House prices soar in places but plummet in others

House prices rebounded last month – but behind the headline figure is a story of completely different markets.

In London, said the Land Registry, house prices went up 6.2% in the last year. In the North-East, house prices fell by almost the same amount, 5.7%, over the same period.

Overall, the average price in England and Wales last month was £161,458 – up 0.4% since March, and up 0.7% since April last year.

In London, average house prices are well over double the national average, standing at £375,795. In the North-East, the average house price is £95,546.

London’s monthly rise of 1.4% between March and April was also much higher than elsewhere, and contrasted with the monthly fall in the North-East of 1.6%. But even in London itself there were big differences, with five boroughs showing double-digit increases in house prices over the last year and two with gains of under 2%.

House prices rose over the month in five regions, and in five regions they fell.  

House sales went down, the Land Registry also said, although its latest figures only go to February.
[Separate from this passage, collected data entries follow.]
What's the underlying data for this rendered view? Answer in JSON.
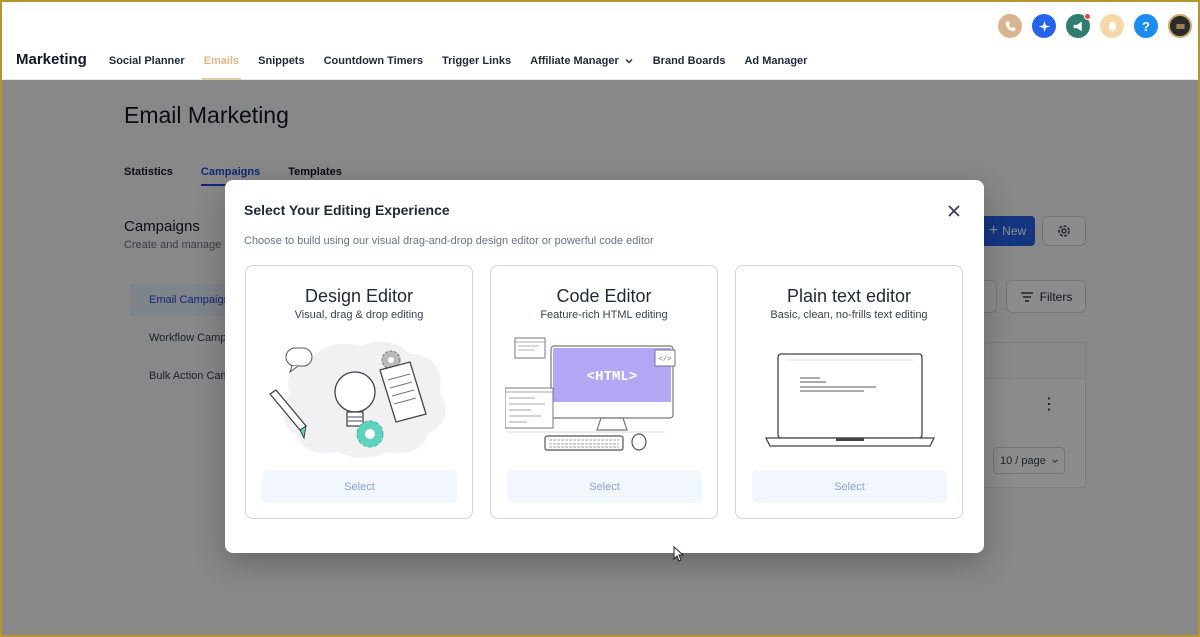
{
  "header": {
    "brand": "Marketing",
    "nav": [
      {
        "label": "Social Planner",
        "active": false
      },
      {
        "label": "Emails",
        "active": true
      },
      {
        "label": "Snippets",
        "active": false
      },
      {
        "label": "Countdown Timers",
        "active": false
      },
      {
        "label": "Trigger Links",
        "active": false
      },
      {
        "label": "Affiliate Manager",
        "active": false,
        "dropdown": true
      },
      {
        "label": "Brand Boards",
        "active": false
      },
      {
        "label": "Ad Manager",
        "active": false
      }
    ],
    "icons": [
      {
        "name": "phone-icon",
        "color": "#d9b48f"
      },
      {
        "name": "sparkle-icon",
        "color": "#2563eb"
      },
      {
        "name": "megaphone-icon",
        "color": "#2f7d6e"
      },
      {
        "name": "bell-icon",
        "color": "#f3d9a8"
      },
      {
        "name": "help-icon",
        "color": "#1d8cf0"
      },
      {
        "name": "avatar-icon",
        "color": "#2b2b2b"
      }
    ],
    "help_glyph": "?"
  },
  "page": {
    "title": "Email Marketing",
    "tabs": [
      "Statistics",
      "Campaigns",
      "Templates"
    ],
    "section_title": "Campaigns",
    "section_subtitle": "Create and manage",
    "side_items": [
      "Email Campaign",
      "Workflow Camp",
      "Bulk Action Cam"
    ],
    "new_button": "New",
    "filters_button": "Filters",
    "pager": "10 / page",
    "kebab": "⋮"
  },
  "modal": {
    "title": "Select Your Editing Experience",
    "description": "Choose to build using our visual drag-and-drop design editor or powerful code editor",
    "cards": [
      {
        "title": "Design Editor",
        "subtitle": "Visual, drag & drop editing",
        "button": "Select"
      },
      {
        "title": "Code Editor",
        "subtitle": "Feature-rich HTML editing",
        "button": "Select",
        "art_text": "<HTML>"
      },
      {
        "title": "Plain text editor",
        "subtitle": "Basic, clean, no-frills text editing",
        "button": "Select"
      }
    ]
  },
  "colors": {
    "accent": "#2563eb",
    "active_nav": "#d9b98a",
    "html_block": "#b5a6f5",
    "select_bg": "#f2f6fd",
    "select_text": "#8aa6d4"
  }
}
Between November and February, there were an average of 51,386 sales per month, compared with 53,151 for the same period 12 months earlier.

In February itself there were just 43,573 transactions, 3% down on February 2012.

The Land Registry also now reports on repossession figures, which it says averaged 1,400 per month between November and February, down from the 1,695 per month from the same period a year earlier.

Nationwide’s latest – and more up to date – house price survey, reporting for May, said house prices in the UK edged up 0.4% compared with April, to stand at £167,912.

Nationwide said that there were signs of real momentum in the market, with the number of property transactions in the first four months of this year running at around 5% above the monthly average of 2012.

In London, estate agent Peter Rollings, of Marsh & Parsons, insisted there is no house price bubble in the market.

He said: “A steady growth of 6.2% does not constitute a bubble and the figures show the London property market continuing its orderly rise. Demand for prime London properties remains consistently high, bolstered by both overseas and domestic buyers striving in competition for the best properties.”

* Meanwhile, the Land Registry has announced that it is to make public, as from next month, data on house prices which currently goes only to paying customers. This ‘price paid data’ – as distinct from the House Price Index which is calculated on the basis of prices of houses sold more than once since 1995  – shows the records of the actual price paid for every home sold between January 1, 2009, and January 31, 2012.

By November, the data will go back earlier to 1995.